I'll start by just confirming my assumption that this needs to be a runtime choice and you can't just build two different binaries with timing enabled/disabled. That approach eliminates as much overhead in any approach as possible.
So now let's assume we want different runtime behavior. There will need to be runtime decisions, so there are a couple options. If you can get away with the (relatively small) cost of polymorphism then you could make your queue polymorphic and create the appropriate instance once at startup and then its push for example either will or won't add the extra data.
However if that's not an option I believe you can use templates to help accomplish your end, although there will likely be some up-front work and it will probably increase the size of your binary with the extra code.

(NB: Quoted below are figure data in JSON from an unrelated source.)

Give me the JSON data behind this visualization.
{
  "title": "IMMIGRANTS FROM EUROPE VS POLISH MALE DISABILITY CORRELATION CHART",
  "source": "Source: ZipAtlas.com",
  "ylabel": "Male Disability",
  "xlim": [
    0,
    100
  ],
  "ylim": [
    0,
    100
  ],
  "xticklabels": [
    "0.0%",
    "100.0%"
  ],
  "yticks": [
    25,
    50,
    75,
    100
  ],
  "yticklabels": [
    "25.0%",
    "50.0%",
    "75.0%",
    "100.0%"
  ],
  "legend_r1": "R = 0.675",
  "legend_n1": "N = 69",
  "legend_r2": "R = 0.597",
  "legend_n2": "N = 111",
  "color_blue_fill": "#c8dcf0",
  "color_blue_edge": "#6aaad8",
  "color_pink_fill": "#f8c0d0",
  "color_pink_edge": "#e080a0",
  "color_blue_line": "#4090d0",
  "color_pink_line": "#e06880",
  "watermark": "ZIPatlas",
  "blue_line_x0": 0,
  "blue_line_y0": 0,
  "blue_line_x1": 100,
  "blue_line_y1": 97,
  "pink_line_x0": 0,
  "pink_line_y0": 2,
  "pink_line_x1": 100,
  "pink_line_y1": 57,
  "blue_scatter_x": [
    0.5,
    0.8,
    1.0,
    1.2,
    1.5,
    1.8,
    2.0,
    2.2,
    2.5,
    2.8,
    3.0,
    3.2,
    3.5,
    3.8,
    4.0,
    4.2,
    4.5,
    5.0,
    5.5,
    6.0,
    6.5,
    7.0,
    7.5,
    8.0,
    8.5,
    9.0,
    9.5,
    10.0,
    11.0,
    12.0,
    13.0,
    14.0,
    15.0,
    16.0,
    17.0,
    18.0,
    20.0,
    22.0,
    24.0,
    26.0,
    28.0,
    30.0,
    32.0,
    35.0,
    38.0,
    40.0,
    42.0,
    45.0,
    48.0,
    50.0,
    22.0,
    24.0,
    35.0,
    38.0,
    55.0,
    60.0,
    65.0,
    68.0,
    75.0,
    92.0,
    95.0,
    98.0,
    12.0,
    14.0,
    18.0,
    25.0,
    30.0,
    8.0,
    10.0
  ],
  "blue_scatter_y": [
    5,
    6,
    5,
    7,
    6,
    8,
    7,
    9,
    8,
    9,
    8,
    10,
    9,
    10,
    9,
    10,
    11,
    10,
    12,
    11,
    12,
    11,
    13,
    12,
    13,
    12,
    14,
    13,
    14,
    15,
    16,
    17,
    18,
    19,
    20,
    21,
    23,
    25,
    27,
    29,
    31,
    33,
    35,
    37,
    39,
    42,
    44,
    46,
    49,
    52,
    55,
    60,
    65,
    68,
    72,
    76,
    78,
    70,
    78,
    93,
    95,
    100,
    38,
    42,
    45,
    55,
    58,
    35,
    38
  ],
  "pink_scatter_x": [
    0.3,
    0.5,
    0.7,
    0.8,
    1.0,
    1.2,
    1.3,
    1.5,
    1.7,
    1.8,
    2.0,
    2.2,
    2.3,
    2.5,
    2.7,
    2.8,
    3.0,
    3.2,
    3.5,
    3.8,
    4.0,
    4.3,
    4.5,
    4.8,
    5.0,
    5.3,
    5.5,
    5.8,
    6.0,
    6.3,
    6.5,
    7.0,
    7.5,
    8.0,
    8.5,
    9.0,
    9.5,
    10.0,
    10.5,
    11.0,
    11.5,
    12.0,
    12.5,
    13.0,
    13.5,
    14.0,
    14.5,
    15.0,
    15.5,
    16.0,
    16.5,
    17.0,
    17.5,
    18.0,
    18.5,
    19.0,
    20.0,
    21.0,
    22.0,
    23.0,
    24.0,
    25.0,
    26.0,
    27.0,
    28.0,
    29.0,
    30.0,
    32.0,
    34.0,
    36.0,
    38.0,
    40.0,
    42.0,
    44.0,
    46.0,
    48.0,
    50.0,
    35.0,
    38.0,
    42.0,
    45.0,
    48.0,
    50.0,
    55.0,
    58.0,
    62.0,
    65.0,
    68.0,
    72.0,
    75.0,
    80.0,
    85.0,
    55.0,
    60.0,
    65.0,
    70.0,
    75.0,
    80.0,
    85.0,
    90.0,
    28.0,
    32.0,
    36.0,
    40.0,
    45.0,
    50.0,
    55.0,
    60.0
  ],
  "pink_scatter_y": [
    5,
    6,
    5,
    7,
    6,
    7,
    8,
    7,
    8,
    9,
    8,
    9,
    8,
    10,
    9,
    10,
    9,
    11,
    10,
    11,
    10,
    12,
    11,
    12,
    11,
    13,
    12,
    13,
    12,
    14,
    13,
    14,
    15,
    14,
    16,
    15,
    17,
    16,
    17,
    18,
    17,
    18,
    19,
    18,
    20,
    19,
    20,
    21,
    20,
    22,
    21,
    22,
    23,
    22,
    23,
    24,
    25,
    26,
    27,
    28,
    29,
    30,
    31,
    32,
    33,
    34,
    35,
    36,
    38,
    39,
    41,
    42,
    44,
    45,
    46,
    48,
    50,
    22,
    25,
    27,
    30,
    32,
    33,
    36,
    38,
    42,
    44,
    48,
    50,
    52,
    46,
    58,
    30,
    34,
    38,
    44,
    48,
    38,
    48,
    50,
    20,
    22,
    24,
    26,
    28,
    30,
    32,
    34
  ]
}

You start with a template to add timing to a class:
template <typename Timee>
struct Timed : public Timee
{
void* timingInfo;
};
Then a timed QueueItem would look like:
Timed<QueueItem> timed_item;
To anything that doesn't care about the timing, this class looks exactly like a QueueItem: It will automatically upcast or slice to the parent as appropriate. And if a method needs to know the timing information you either create an overload that knows what to do for a Timed<T> or do a runtime check (for the "is timing enabled" flag) and downcast to the correct type.
Next, you'll need to change your Queue instantiation to know whether it's using the base QueueItem or the Timed version. For example, a very very rough sketch of a possible mechanism:
template <typename Element>
void run()
{
Queue<Element> queue;
queue.setup();
queue.process();
}
int main()
{
if(do_timing)
{
run<Timed<QueueItem> >();
}
else
{
run<QueueItem>();
}
return 0;
}
You would "likely" need a specialization for Queue when used with Timed items unless getting the metadata is stateless in which case the Timed constructor can gather the info and self-populate itself when created. Then Queue just stays the same and relies on which instantiation you're using.